The newest social media fad (outside of pining for Obama's third term) is to list ten books that "stayed with you". It is my general practice to avoid all Facebook chain letters, but I love books too much to skip this one. I love books so much that at times in my adolescence I would carry two to three books with me everywhere I went. Everywhere. Before there was an iPhone to quell the slightest tinge of boredom, I had books. Although I have less time now, I still read every night and normally read 15-20 books a year (maybe only 10 this year, but I blame What It Takes for some of that).
So while I take great pride in my list, I think that it would change from year to year, mood to mood, life crisis to life crisis. Some of the books listed below (Corner, Lincoln's Sword) are fundamental to how I see the world, but others may wash away or be replaced over time. Without any further introduction, my top six:
1. The Corner - David Simon
If you haven't read this book, you are doing yourself a disservice. It is my all time favorite nonfiction work (although I think there are fictional components). Simon interweaves essays on urban policy with a narrative following a dozen residents of a Baltimore neighborhood.

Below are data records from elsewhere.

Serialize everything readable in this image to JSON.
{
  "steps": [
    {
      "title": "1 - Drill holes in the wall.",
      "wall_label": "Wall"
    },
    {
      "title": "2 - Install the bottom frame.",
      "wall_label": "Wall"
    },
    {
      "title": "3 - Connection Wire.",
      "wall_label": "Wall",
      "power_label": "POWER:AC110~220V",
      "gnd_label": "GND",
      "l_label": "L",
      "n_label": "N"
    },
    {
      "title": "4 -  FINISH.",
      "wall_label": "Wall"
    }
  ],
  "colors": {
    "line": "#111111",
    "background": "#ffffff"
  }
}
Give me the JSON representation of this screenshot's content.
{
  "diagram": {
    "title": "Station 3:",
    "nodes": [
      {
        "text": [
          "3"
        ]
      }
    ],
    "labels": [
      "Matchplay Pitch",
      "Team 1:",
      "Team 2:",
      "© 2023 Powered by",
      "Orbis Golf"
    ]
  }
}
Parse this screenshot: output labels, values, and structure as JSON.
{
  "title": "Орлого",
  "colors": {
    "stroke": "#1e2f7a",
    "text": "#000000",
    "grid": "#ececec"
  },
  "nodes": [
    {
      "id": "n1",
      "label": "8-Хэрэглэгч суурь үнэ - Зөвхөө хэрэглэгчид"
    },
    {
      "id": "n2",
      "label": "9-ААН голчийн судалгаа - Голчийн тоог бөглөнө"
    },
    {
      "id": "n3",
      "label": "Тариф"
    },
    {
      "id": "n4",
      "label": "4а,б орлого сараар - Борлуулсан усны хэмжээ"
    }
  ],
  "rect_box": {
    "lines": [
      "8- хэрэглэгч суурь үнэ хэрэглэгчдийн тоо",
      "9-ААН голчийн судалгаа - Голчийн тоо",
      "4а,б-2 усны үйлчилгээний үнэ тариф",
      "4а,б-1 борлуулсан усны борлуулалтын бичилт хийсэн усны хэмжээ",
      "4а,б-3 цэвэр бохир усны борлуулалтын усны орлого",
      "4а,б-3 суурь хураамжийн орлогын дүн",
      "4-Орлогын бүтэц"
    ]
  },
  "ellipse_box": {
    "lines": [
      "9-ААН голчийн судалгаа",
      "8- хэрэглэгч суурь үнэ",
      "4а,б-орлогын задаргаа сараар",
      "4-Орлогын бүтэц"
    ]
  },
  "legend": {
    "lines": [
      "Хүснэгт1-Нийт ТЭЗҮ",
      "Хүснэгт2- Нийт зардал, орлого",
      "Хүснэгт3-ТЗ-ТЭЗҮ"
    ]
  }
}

The most lasting impact of the book is the exasperation involved in a complex social problem that many intellectuals believe they can solve.
2. The Black Swan - Nassim Taleb
Another book that changed the way I see the world. My favorite quote (that I follow): "Answer e-mails from junior people before more senior ones. Junior people
have further to go and tend to remember who slighted them."
3. Lincoln's Sword - Douglas Wilson
Lincoln's Sword is the reason this blog exists. This book should inspire us all to write more, particularly about the manner in which we are governed. In an age where everything is either an insult or deification, Lincoln's writing style is refreshing. Wouldn't it be a different place if people saw an obligation in disagreement to engage the other side in debate?
4. Team of Rivals - Doris Kearns Goodwin
Just a great book about leadership. Much of the hype about this book focused on the personalities, but I think the much more interesting aspect of the book is the balance Lincoln struck between dove and hawk Republicans (a feature of the Lincoln movie).
5. Bloodsworth - Kirk Bloodsworth
I read this book in law school, which is a feat all its own. When you can accept that our legal system, and a jury of our peers, sentenced an innocent man to death, you can't help but view that system with great skepticism.
6. A Problem from Hell - Samantha Power
Now the United States Ambassador to the United Nations, Samantha Power wrote this powerful book about genocide and our country's role in ensuring intervention whenever it occurs.
That's all for today. Maybe I'll get to my last four in another post.
Have a great Friday doing what you love!